Specialists are another group besides ER doctors, that may not listen to a patient’s whole story. Since they have patients referred to them from other doctors, some feel that the patient’s story has already been told, is in the record, and doesn’t need repeating. However, the best specialists take their own histories from the beginning. Who knows what new clue the patient will reveal in the retelling, that may make the diagnosis the referring doctor missed?

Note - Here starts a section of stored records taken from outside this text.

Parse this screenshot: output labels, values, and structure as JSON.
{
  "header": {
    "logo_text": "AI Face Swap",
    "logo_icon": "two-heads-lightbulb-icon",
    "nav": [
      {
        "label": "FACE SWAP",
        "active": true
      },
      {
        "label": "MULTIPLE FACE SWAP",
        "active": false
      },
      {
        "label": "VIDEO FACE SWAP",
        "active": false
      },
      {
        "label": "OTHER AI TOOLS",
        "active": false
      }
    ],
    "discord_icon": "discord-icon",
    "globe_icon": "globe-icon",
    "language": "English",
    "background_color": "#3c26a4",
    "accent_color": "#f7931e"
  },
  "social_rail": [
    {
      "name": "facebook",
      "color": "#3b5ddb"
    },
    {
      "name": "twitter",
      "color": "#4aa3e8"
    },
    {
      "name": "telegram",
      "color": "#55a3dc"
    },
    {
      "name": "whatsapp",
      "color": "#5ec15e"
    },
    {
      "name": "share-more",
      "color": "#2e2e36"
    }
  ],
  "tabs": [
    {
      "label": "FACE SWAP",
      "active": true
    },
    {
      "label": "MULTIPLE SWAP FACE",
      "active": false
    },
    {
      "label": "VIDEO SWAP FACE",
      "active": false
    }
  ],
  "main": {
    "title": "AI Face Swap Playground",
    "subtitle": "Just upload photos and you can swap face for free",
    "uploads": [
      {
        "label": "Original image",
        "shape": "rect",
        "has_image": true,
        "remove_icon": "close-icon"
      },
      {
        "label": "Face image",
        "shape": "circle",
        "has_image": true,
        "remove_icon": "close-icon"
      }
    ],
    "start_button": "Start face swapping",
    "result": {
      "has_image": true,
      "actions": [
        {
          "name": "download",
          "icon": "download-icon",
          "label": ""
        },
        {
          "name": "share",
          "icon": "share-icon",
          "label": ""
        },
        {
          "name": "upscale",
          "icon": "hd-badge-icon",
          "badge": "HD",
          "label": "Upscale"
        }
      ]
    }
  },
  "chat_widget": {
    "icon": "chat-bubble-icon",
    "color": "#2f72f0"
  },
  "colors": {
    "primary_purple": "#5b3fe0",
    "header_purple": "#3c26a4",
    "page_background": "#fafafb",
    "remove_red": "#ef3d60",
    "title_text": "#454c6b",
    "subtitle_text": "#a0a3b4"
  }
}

Specialists often get patients with complex stories referred to them. After all, if the diagnosis was easy, the generalist would have made it already, right? But one complex issue generalists often see is abdominal pain. The abdomen is full of different organs, hidden deep inside, and each organ has several ways to go wrong. Many times a certain organ’s symptoms mimic it’s neighbors. The ovary on the right side hurts when it develops a cyst, but that hurts a lot like when the adjacent appendix gets infected, or nearby bowel gets full of gas.
As we mentioned above, specialists should often have patients repeat their complicated stories to reveal clues the referring doctor missed. But all doctors should take careful, thorough histories with belly pain. Sometimes after I’ve taken the history of a teenager’s abdominal pain, done the exam, and discussed it with her and her family, I’ll return later with new questions. I’ll be writing in the chart and think- “did I ask about urinary symptoms?” I’ll pop out of my chair and revisit that with the patient. After tests come back, they might suggest another possible diagnosis, and I’ll go ask about that. And every once in a while, say on my third or fourth trip into the patient’s room, they’ll give me the crucial clue, like “Well, she is seeing a GYN doctor for her ovarian cysts.” Why didn’t you tell me that two hours ago???
Effective communication is a two-way street. Doctors need to listen to the patients’ stories, and parents and patients need to be prepared to tell the story too. If the doctor interrupts because he’s interested in some point that’s brought up, be sure to continue the story after briefly answering his question. If the doctor seems not to be listening, call him on it. It’s okay to say, “Are you listening?” if he seems distracted. Also, its okay to tell the doctor if you think he’s missing something. You can say something non-confrontational like, “I’m worried my baby might have diabetes. What do you think?”
Finally, it’s best to choose a doctor who’s a listener, before your child gets sick and it’s crucial. A doctor receptive to your story is important to figure things out. As the father of modern medicine, William Osler, said over 100 years ago, “Listen to your patient. He is telling you the diagnosis.”